The credit derivatives market provides an excellent example of a market where innovation and legitimate risk management practices are hampered by a lack of legal certainty concerning the netting treatment of credit derivatives under the Bankruptcy Code and the FDIA. This lack of legal certainty has resulted in some of J.P. Morgan's clients declining to enter into legitimate risk management transactions linked to credit because of the lack of certainty that their exposure to Morgan under those credit-linked transactions could be netted and offset against other derivative transactions with Morgan.

Without legal certainty, innovation can be stifled and the U.S. capital markets and participants placed at a competitive disadvantage to other countries that broadly recognize and give effect to netting provisions.

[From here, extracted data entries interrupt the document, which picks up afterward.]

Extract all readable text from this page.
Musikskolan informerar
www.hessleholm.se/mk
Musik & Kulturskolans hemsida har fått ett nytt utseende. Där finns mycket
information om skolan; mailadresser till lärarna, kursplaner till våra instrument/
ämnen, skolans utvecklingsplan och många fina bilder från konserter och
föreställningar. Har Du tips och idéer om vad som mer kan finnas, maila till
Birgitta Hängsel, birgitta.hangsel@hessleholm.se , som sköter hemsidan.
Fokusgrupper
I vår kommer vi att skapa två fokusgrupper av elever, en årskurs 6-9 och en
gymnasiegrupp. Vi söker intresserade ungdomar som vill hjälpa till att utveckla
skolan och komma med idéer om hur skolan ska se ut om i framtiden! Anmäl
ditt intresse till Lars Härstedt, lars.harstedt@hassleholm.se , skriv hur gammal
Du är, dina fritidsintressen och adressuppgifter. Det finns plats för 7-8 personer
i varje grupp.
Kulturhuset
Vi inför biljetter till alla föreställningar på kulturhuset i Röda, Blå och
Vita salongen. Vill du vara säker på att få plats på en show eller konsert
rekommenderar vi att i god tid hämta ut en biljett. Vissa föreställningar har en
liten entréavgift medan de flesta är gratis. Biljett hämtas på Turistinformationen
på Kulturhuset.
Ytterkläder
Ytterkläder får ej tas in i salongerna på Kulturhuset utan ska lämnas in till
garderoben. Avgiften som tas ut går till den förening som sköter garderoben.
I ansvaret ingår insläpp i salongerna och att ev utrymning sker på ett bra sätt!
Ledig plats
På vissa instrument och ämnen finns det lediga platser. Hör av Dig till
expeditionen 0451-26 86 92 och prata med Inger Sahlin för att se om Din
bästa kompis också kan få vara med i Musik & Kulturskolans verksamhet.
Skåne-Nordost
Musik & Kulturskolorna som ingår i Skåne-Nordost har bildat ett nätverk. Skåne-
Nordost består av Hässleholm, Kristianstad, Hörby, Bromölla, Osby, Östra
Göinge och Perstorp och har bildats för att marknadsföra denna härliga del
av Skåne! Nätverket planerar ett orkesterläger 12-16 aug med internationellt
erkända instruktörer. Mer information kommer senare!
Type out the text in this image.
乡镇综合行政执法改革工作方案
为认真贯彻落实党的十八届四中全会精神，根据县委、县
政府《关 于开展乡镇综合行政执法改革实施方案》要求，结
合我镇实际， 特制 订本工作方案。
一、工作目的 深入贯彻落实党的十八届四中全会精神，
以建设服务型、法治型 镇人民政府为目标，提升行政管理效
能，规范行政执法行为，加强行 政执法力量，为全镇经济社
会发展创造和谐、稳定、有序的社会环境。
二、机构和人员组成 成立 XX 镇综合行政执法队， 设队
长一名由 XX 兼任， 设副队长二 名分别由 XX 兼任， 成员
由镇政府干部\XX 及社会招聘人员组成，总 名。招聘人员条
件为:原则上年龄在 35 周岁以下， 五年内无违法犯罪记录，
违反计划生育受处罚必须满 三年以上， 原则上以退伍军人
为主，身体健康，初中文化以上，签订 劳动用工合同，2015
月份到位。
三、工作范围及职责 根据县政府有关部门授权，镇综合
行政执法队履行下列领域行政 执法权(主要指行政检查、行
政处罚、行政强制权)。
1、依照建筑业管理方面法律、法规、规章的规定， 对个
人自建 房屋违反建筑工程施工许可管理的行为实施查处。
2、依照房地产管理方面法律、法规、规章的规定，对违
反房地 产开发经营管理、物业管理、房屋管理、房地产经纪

Amendments to the FDIA are also needed to remove legal uncertainties with respect to the ability of market participants to net one type of exposure (e.g., under repurchase agreements) against another type of exposure (e.g., under swap agreements) under a so-called "master netting agreement." Cross-product netting reduces systemic risk and improves liquidity in the markets for these financial instruments.

By approving the proposed amendments to the FDIA, the process begun in previous Congresses of ensuring consistency between bank insolvency laws and the Bankruptcy Code will continue unabated. Consistency between the insolvency laws as they apply to all counterparties, bank and non-bank alike, will extend the benefits of netting to all market participants and maximize its benefits for our economy as a whole.

In conclusion, we strongly urge the Committee to approve the proposed amendments to the FDIA and look forward to early consideration by the Senate. Thank you.


1. The ABA brings together all categories of banking institutions to best represent the interests of this rapidly changing industry. Its membership ­ which includes community, regional and money center banks and bank holding companies, as well as savings associations, trust companies and savings banks--make ABA the largest banking trade association in the country.

2. ABASA is a separately chartered trade association of the American Bankers Association, formed in 1995 to develop policy and provide representation for those bank holding companies involved in, among other things, securities underwriting and dealing and derivatives activities.